Among memorable sights along the route was Finnkirka (Finn church), a cathedral-like formation carved out of a cliff. Legend has it that it was the site of ancient sacrificial rites.
One of the less intriguing shore excursions was on Day 5 in Tromso, whose claims to fame include being the gateway to the Arctic (it’s 200 miles inside the Arctic Circle) and site of the world’s northernmost Burger King.
I thought Tromso’s Polaria, an interactive center showcasing polar research, was ho-hum, with an overly long trained-seal show. But I did love the absolutely dizzying Arctic wilderness film on a wraparound screen. We zoomed with the camera through canyons of ice and met walruses and other creatures up close. I also enjoyed the city’s contemporary Arctic Cathedral, with its steeply pitched roof and stunning triangular stained-glass mosaic depicting the second coming of Christ. Its crystal chandeliers sparkle with icicle-like prisms.
On the last day of our voyage, we docked at the town of Honnigsvag, where Pat and I chose to take the bird safari.
The charter bus took us over a rocky, treeless landscape to the tiny fishing village of Gjesvaer. This is the land of the midnight sun. It’s also home to the Samis (or Lapps) who herd the reindeer we saw grazing.
At Gjesvaer, where cod was drying on wooden racks outside the brightly painted houses, we boarded a small boat for a choppy ride to the Gjesvaerstappan nature reserve.
The island is home to numerous species, including about 800,000 puffins, those fetching black-and-white seabirds with brightly colored beaks. They return each April 14 after spending the winter on the polar sea. The birds are plump, with short wings that they flap furiously, and were fun to watch in flight.
As our boat drew close to the island, we also spotted black cormorants, sea eagles, oystercatchers and razorbills, which looked just like miniature penguins sitting on the rocks.
In the morning, our journey would end at Kirkenes.
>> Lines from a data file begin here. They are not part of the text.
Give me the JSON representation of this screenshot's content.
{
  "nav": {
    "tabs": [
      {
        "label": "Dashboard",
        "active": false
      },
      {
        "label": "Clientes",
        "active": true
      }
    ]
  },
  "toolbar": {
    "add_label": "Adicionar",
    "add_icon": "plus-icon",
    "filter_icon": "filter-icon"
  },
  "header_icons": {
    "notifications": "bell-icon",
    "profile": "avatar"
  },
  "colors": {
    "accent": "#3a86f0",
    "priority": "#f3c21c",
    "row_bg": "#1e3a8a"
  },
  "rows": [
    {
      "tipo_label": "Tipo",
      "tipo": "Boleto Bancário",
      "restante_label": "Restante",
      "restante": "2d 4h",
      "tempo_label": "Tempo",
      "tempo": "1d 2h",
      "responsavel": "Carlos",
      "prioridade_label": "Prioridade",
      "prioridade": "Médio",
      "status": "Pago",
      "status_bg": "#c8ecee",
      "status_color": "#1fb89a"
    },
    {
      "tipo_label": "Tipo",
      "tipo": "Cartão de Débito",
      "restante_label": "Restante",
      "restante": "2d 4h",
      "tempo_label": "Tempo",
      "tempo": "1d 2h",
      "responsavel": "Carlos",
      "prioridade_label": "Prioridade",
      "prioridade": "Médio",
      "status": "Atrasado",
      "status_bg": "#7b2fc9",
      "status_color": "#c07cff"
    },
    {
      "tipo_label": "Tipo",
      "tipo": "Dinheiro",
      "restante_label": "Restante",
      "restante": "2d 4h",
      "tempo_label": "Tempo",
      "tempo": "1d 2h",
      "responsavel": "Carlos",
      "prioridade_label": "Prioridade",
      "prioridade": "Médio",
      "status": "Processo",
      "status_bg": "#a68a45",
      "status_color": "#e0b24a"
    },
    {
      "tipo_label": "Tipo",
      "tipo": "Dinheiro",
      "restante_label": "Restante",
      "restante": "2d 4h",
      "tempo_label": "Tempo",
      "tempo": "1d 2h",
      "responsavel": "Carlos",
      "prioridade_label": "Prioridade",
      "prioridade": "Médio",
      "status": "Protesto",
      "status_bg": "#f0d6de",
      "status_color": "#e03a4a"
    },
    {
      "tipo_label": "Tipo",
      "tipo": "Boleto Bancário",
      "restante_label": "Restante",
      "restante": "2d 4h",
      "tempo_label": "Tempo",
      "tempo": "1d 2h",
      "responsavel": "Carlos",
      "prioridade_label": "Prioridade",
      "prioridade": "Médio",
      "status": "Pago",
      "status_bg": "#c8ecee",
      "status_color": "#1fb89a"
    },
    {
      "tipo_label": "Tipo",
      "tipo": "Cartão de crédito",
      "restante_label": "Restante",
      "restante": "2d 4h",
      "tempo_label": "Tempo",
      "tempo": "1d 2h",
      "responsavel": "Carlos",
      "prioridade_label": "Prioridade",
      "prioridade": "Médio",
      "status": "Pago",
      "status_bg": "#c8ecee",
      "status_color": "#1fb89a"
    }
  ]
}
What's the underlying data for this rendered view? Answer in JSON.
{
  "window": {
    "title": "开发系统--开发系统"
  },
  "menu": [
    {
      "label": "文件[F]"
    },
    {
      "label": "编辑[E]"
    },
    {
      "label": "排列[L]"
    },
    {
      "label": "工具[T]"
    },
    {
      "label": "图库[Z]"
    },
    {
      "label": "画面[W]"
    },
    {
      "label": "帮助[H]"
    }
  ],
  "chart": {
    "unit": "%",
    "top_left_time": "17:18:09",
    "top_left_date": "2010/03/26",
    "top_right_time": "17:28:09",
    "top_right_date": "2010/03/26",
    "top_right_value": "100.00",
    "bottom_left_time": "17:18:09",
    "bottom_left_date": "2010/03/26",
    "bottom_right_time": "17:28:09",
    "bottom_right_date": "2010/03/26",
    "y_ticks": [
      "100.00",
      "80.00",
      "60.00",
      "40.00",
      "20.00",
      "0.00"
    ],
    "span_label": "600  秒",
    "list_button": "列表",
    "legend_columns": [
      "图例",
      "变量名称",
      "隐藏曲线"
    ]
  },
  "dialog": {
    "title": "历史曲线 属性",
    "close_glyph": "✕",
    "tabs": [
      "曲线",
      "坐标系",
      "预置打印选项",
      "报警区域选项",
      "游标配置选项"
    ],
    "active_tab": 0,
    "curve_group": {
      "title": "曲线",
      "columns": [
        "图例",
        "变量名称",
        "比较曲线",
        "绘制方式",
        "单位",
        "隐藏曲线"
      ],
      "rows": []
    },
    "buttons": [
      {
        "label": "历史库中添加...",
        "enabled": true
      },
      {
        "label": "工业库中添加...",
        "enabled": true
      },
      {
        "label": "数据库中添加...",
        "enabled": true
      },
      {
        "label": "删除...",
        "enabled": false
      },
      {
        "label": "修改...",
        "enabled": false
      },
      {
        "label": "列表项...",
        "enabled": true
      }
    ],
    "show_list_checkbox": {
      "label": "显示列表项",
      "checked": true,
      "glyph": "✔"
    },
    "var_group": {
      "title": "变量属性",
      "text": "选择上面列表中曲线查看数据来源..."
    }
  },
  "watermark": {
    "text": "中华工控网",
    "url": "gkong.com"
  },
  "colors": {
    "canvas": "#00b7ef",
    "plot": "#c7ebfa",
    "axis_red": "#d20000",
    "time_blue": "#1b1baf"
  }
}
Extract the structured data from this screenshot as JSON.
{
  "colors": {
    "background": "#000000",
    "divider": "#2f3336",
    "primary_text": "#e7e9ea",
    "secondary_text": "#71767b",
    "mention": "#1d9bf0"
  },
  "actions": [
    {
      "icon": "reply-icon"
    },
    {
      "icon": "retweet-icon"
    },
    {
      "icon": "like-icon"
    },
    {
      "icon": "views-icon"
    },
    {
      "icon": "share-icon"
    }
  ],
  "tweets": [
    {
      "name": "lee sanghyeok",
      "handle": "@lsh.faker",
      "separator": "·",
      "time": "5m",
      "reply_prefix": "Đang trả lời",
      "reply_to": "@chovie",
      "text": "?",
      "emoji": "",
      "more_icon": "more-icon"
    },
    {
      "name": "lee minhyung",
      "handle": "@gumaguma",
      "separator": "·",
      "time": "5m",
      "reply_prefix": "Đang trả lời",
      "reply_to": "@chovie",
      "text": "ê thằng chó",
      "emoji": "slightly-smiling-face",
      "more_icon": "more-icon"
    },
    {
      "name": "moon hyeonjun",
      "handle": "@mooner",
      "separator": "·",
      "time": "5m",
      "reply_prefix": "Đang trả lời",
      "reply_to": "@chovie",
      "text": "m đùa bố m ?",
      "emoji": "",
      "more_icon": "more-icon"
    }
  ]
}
If I made the trip again, I’d board at Kirkenes and travel south, to see the picturesque Lofoten Islands by day. (The trade-off: Southbound voyagers miss Geirangerfjord.) And I’d pencil in several days to revisit the charming Bergen, to walk its crooked cobbled streets, browse its galleries showcasing Scandinavian design and -- if I were lucky enough -- take in a concert at Troldhaugen.
(BEGIN TEXT OF INFOBOX)
From LAX, KLM and United offer connecting service (change of plane) to Bergen, Norway. Restricted round-trip fares begin at $980.
ABOUT THE TRIP:
The Finnmarken makes the coastal voyage year-round. Cabin prices for double occupancy range from $1,149 to $4,173 per person for the six-night voyage, depending on the season. A single supplement is in effect from April through September, ranging from 25% to 75% of the double-occupancy fare, depending on season and cabin category.
The ship will sail northbound from Bergen to Kirkenes on July 10 and 21; Aug. 1, 12 and 23; Sept. 3, 14 and 25; Oct. 6, 17 and 29; Nov. 9 and 20; and Dec. 1, 12 and 23. The southbound sailings, from Kirkenes to Bergen, will be July 5, 16 and 27; Aug. 7, 18 and 29; Sept. 9 and 20; Oct. 1, 12 and 23; Nov. 4, 15 and 26; and Dec. 7, 18 and 29.